Turion's blog

Un texte de fiction de 2002

Sombre. Seul adjectif lui venant à l'esprit, bien qu'absolument dénué de toute originalité. Une lueur dans un recoin lui fit reserrer ses doigts sur son couteau, déjà écrasé dans la poche arrière de son pantalon. Un corbeau croassa. Sa solitude s'amplifiait au fur et à mesure qu'il progressait dans la rue mal éclairée. Quelques humains pataugaient certes dans la brume, mais tous lui étaient parfaitement inconnus et donc inexistants. Il faillit se faire renverser par une ambulance, dernier signe de civilisation dans cette ambiance de chaos. Il aimerait bien être à nouveau avec son amour, avec la femme de sa vie.

La nuit s'amplifie. Peu à peu, même les dernières lumières s'éteignent, laissant l'abruti à lui-même. Abruti, de s'être aventuré là, où du moins ce sont ses réflexions primaires. Une fois dans le métro il raisonnera diféremment. Il aimerait bien être à nouveau avec sa famille, bien que son petit frère ait uriné sur ses disques de Moby.

Bien qu'il pensait être engourdi et marcher lentement, il se rendit compte qu'il venait de franchir une distance de trois blocs. Un corbeau croassa à nouveau. Il n'y a vraiment plus personne. Paradoxalement, il se rend compte que le temps où il craignait la nuit pour elle-même est passé, de même que celui où, s'étant nourri de littérature de science-fiction, il expectait un alien à chaque pas, et que donc l'absence d'humains lui faisait uniquement craindre la présence d'autres humains. Pourtant il n'a pas peur. Il sait que ses chances statistiques de décès prochain sont minimes. Néanmoins, l'angoisse persiste. Il aimerait bien être à nouveau avec ses amis, bien qu'ils l'aient trahi et trompé maintes fois.

L'ignoble abruti n'ayant pas placé d'éclairages dans cette rue mériterait d'y vivre. Un éternuement. Sa vision s'est adaptée à la nuit, son ouïe de même, ce qui ne fait que renforcer sa terreur. Il aimerait bien être à nouveau entouré de sombres idiots malodorants. Il y a à peine quelques instants, il était empli de théories de critiques sociales, la solitude la plus totale l'attirait, il voulait éviter toute présence humaine.

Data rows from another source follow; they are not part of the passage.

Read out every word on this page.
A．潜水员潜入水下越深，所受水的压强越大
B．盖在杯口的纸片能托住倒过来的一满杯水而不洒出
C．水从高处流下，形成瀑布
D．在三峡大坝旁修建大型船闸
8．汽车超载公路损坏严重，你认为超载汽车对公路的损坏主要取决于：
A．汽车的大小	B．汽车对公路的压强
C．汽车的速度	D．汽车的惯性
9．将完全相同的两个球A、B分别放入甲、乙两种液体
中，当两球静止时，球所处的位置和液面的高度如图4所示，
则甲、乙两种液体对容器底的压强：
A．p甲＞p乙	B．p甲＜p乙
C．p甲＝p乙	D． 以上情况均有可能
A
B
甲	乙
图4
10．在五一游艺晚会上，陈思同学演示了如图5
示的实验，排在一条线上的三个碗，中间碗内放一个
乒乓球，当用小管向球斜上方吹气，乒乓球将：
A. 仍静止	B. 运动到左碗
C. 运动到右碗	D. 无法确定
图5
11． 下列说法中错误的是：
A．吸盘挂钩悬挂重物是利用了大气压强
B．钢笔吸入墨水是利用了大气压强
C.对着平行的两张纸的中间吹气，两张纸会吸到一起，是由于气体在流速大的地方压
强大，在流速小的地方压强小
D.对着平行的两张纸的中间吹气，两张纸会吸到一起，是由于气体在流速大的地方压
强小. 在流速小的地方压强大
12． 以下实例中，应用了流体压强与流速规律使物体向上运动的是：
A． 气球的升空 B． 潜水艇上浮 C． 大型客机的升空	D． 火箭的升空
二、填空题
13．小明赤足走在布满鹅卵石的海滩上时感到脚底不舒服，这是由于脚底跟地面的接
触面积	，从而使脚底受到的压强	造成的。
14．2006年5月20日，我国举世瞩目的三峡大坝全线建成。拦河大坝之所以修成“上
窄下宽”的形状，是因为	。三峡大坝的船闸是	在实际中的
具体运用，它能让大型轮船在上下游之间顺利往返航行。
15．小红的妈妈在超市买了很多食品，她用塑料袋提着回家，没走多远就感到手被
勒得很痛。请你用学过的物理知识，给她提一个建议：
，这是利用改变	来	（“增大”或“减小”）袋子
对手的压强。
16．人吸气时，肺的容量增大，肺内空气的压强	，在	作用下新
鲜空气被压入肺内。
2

Pourtant, la question de fond n'est toujours pas répondue : est-ce l'absence d'humains qu'il craint, où leur présence possible ? Dans le deuxiéme cas, comment expliquer que paradoxalement ce soient des humains qu'il ait envie de voir ? Peut-être est-il temps pour lui d'oublier les généralisations hâtives, et simplement de différencier les humains sympathiques des inconnus.

Toutefois, cette pensée ne fait qu'effleurer son esprit, sans s'y accrocher. D'ailleurs, à quoi une telle sous-catégorisation lui servirait-elle, puisque lui-même est conscient du fait que pour nombre d'autres êtres humains lui-même a basculé d'une catégorie à l'autre ?

Heureusement, il a dépassé partiellement le stade d'affection maternelle puérile, la manière désabusée avec laquelle il vit sa vie d'adulte devrait en constituer la preuve. Il n'espère plus grand chose de cette sociéte, et pourtant, il sait qu'au fond de lui il l'aime, qu'il aimerait bien la voir vivre et survivre. Il sait que la perte qui s'abat sur elle est amplement méritée, il est conscient de la faiblesse humaine généralisée qui est à la source de la décadence. Il sait que l'humanité, avant d'être pourrie de l'extérieur, s'est pourrie de l'intérieur.